The possibilities for meat and vegetable combinations are enormous: beef and broccoli, steak and peppers, shrimp with snow peas, and chicken and mixed vegetables, to name just a few.
Cooking With Chicken
A number of delightful dishes involve boneless chicken, for example, Moo Goo Gai Pan. This is made using a whole, fresh, raw chicken or chicken parts such as breasts or thighs. First, remove the skin, and fry it slowly until the fat is extracted. The grease may be used in frying and is appreciated by the Chinese for its flavor, second only to peanut oil. With a sharp knife, separate the flesh from the bones of the chicken. The bones may be used in soup or to make stock in which to cook oriental-style vegetables. Next, the chicken meat can be cut into uniform, bite-sized pieces.

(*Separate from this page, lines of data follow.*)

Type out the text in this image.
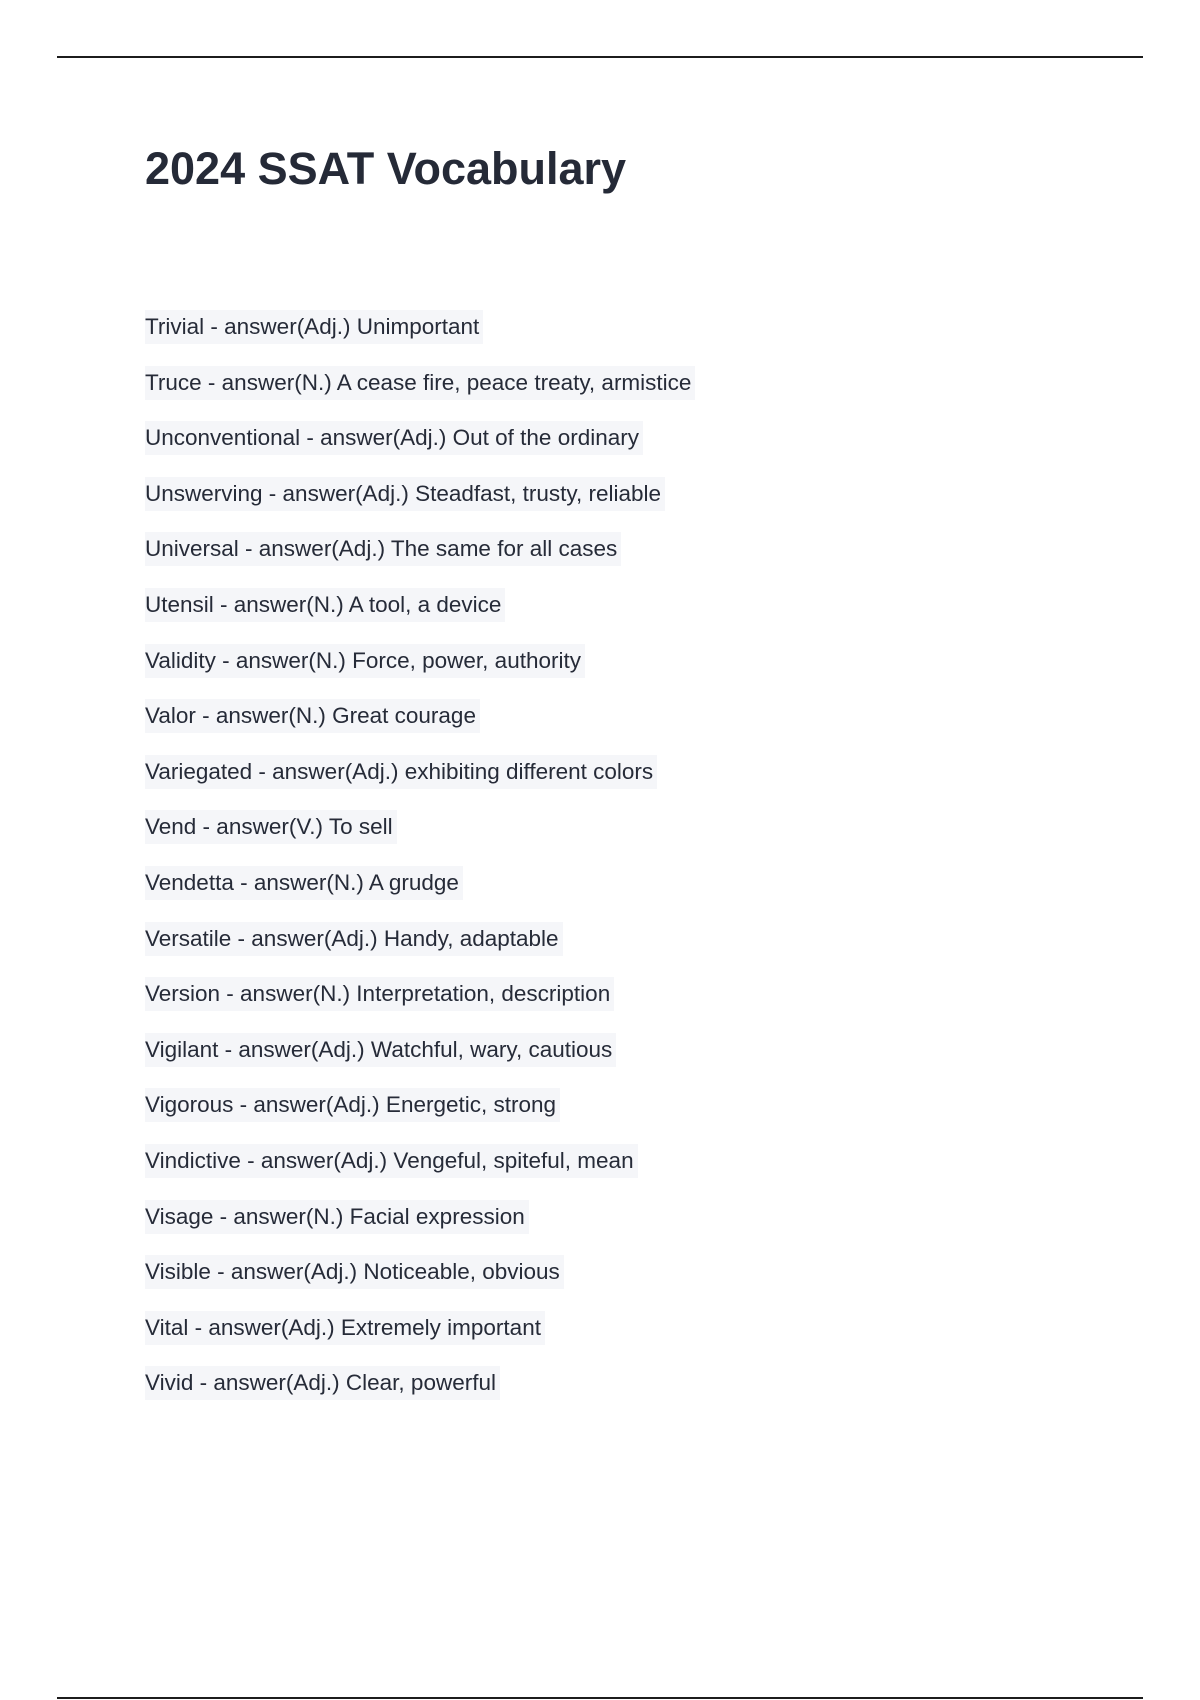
2024 SSAT Vocabulary
Trivial - answer(Adj.) Unimportant
Truce - answer(N.) A cease fire, peace treaty, armistice
Unconventional - answer(Adj.) Out of the ordinary
Unswerving - answer(Adj.) Steadfast, trusty, reliable
Universal - answer(Adj.) The same for all cases
Utensil - answer(N.) A tool, a device
Validity - answer(N.) Force, power, authority
Valor - answer(N.) Great courage
Variegated - answer(Adj.) exhibiting different colors
Vend - answer(V.) To sell
Vendetta - answer(N.) A grudge
Versatile - answer(Adj.) Handy, adaptable
Version - answer(N.) Interpretation, description
Vigilant - answer(Adj.) Watchful, wary, cautious
Vigorous - answer(Adj.) Energetic, strong
Vindictive - answer(Adj.) Vengeful, spiteful, mean
Visage - answer(N.) Facial expression
Visible - answer(Adj.) Noticeable, obvious
Vital - answer(Adj.) Extremely important
Vivid - answer(Adj.) Clear, powerful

Marinate the chicken pieces in the soy sauce, wine, and sugar. Stir in the cornstarch, and allow the pieces to stand for half an hour. Heat the grease or oil in a wok or a frying pan, and stir-fry the meat, separating the pieces as they cook. Remove from the pan and set aside.
Add more oil to the pan, and heat it until quite hot. Add the ginger slices and fry them for 30 seconds. Add the vegetables all at once while the pan is still hot. Stir-fry vegetables briefly, which will cool the oil enough so that the minced garlic can be added without burning. Stir-fry for one minute. Add boiling stock, cover, and simmer for one more minute. Uncover the pan and add the next five ingredients. Slowly pour in the cornstarch mixture while stirring, and stop as soon as the desired thickness is achieved. Lastly, add the cooked chicken to the vegetables, stirring just enough to reheat. Serve with steamed rice.